The C1 domain contains an RXR-type ER retention/retrieval motif
To determine whether the C1 domain of NR1 prevents surface expression by retaining receptors in the ER, we first examined the subcellular localization of Tac–C1 and Tac–NR1a using confocal microscopy. After transfection of COS7 or Rat1 cells, both Tac–C1 and Tac–NR1a colocalized extensively with the ER resident proteins Trapα (Fig. 3A) and BiP (Fig.3B) (Sanders and Schekman, 1992; Hartmann and Prehn, 1994) but not with the medial Golgi protein mannosidase II (Burke et al., 1982) (Fig. 3C). In agreement with a failure of Tac–C1 and Tac–NR1a to reach the medial Golgi, these receptors remained sensitive to endo H (Fig. 3D), an enzyme that preferentially hydrolyzes the high mannose _N_-glycans present on immature secretory proteins in the ER (Trimble and Maley, 1984). In contrast, Tac, Tac–C0, Tac–C2, Tac–C2′, and Tac–NR1c were resistant to endo H (Fig. 3D) indicating that these receptors had been processed in the Golgi, a result consistent with their robust surface expression (Fig. 1B,C). Note that Tac receptors are normally present as both a mature, high-molecular weight, endo H-resistant species and an immature endo H-sensitive species that migrates at a lower molecular weight (Leonard et al., 1983) (Fig. 3D,top panel). The lack of a mature form of either Tac–C1 or Tac–NR1a further suggests that these receptors are unable to exit the ER. However, to ensure that endo H treatment was selectively deglycosylating Tac–C1 and Tac–NR1a, we incubated chimeric receptors with a less-selective glycosidase, PNGase F, which cleaves almost all types of asparagine-bound _N_-glycans (Tarentino et al., 1985). After incubation with PNGase F, all Tac–NR1 receptors exhibited increased electrophoretic mobility, indicating PNGase F sensitivity (Fig. 3D). These experiments provide strong biochemical and immunocytochemical evidence of selective ER retention of C1 domain-containing receptors.
Fig. 3.
The C1 domain contains an ER retention motif. Tac–C1 and Tac–NR1a localize to the ER. A, B, COS7 cells transfected with either Tac–C1 or Tac–NR1a were permeabilized and stained with antibodies against Tac (green) and the ER resident protein Trapα (red) (A) or with antibodies against the C1 domain (red) and the ER marker BiP (green) (B). Image overlays showed extensive colocalization (yellow).C, Tac–C1 and Tac–NR1a do not localize to Golgi compartments. Rat-1 fibroblast cells were transfected with either Tac–C1 or Tac–NR1a and stained for Tac (red) and mannosidase II (green) to label the medial Golgi compartment. D, Tac–C1 and Tac–NR1a are sensitive to deglycosylation by endo H, indicating that these receptors are retained in the ER. Tac–NR1 receptors without C1 are resistant to endo H but remain sensitive to PNGase F, indicating that these receptors are able to leave the ER and enter the Golgi. Arrows designate mature Tac species. Arrowheads designate immature forms of Tac. Horizontal bars on the _right_indicate the location of the 49.5 kDa molecular mass marker. Scale bars: A, B, 5 μm; C, 10 μm.

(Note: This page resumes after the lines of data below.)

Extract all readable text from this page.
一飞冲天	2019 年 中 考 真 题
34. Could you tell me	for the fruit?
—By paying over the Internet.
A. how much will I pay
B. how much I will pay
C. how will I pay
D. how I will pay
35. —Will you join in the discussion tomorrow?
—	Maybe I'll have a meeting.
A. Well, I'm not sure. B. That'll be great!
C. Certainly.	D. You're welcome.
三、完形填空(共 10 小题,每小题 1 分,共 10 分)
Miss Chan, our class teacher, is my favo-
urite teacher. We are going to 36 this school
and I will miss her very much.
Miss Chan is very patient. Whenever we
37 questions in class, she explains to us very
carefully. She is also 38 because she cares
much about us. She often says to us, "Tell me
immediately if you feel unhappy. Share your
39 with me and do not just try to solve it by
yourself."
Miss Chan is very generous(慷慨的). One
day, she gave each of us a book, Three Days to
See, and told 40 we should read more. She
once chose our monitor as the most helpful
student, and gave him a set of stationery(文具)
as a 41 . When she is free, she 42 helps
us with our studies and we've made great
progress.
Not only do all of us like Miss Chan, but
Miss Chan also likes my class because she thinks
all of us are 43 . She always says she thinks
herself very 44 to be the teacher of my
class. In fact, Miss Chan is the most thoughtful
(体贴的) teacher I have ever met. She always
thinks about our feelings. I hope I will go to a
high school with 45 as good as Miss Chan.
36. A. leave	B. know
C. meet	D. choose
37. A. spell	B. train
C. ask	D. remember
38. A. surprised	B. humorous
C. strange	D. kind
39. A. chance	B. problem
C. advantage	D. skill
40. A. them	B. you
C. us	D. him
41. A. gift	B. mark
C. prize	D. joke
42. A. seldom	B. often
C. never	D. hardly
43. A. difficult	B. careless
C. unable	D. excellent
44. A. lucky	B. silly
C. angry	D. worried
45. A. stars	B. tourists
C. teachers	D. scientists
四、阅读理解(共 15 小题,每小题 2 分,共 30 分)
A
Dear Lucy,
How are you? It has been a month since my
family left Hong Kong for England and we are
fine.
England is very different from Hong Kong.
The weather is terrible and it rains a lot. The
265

Sequence comparisons between the C1 domain of NR1 and the KATP subunits Kir6.1 and Kir6.2 revealed that the C1 domain shares homology around the newly identified RXR ER retention/retrieval motif of the KATP channel (Fig. 4A) (Zerangue et al., 1999). To determine which residues are necessary for ER retention of Tac–NR1 receptors, we constructed a series of Tac–NR1a point mutants and examined their effect on ER retention. Disruption of the putative RXR ER retention/retrieval motif (KRRR892–895AAAA) released Tac–NR1a receptors from the ER in both COS7 cells (Fig.4B, left) and hippocampal neurons (Fig.4B, right). Quantification of surface expression using flow-assisted cytometry of HEK293 cells transfected with the Tac–NR1a KRRR892–895AAAA mutant showed that the mutant had sixfold greater surface fluorescence than had Tac–NR1a (Fig.4C). These results indicate that the C1 domain of NR1 contains an RXR ER retention/retrieval motif.
Fig. 4.
Identification of an RXR-type ER retention/retrieval motif in NR1 and key residues required for ER retention. A, Sequence alignment between C-terminal domains of rat KATP channel subunits, the rat GABAB receptor GB1 subunit, and the C1 domain of the rat NR1 subunit. The location of the RXR ER retention/retrieval motif is designated by asterisks. Note that the C1 domain of NR1 shares homology around this motif. B, Surface expression of Tac–NR1a point mutants in COS7 cells and hippocampal neurons. Tac–NR1 receptors containing mutations in the putative RXR ER retention/retrieval motif (Tac–NR1a KRRR892–895AAAA) are able to exit the ER and are expressed at the plasma membrane. C, Flow cytometric quantification of Tac–NR1a RXR mutant surface expression in HEK293 cells. Data represent means ± SEM of fluorescence intensities from 4,000 to 10,000 transfected cells determined as described in Figure 1C (*p < 0.05 relative to Tac minus primary antibody controls, one-way ANOVA). Scale bars, COS7, 10 μm; Neuron, 25 μm.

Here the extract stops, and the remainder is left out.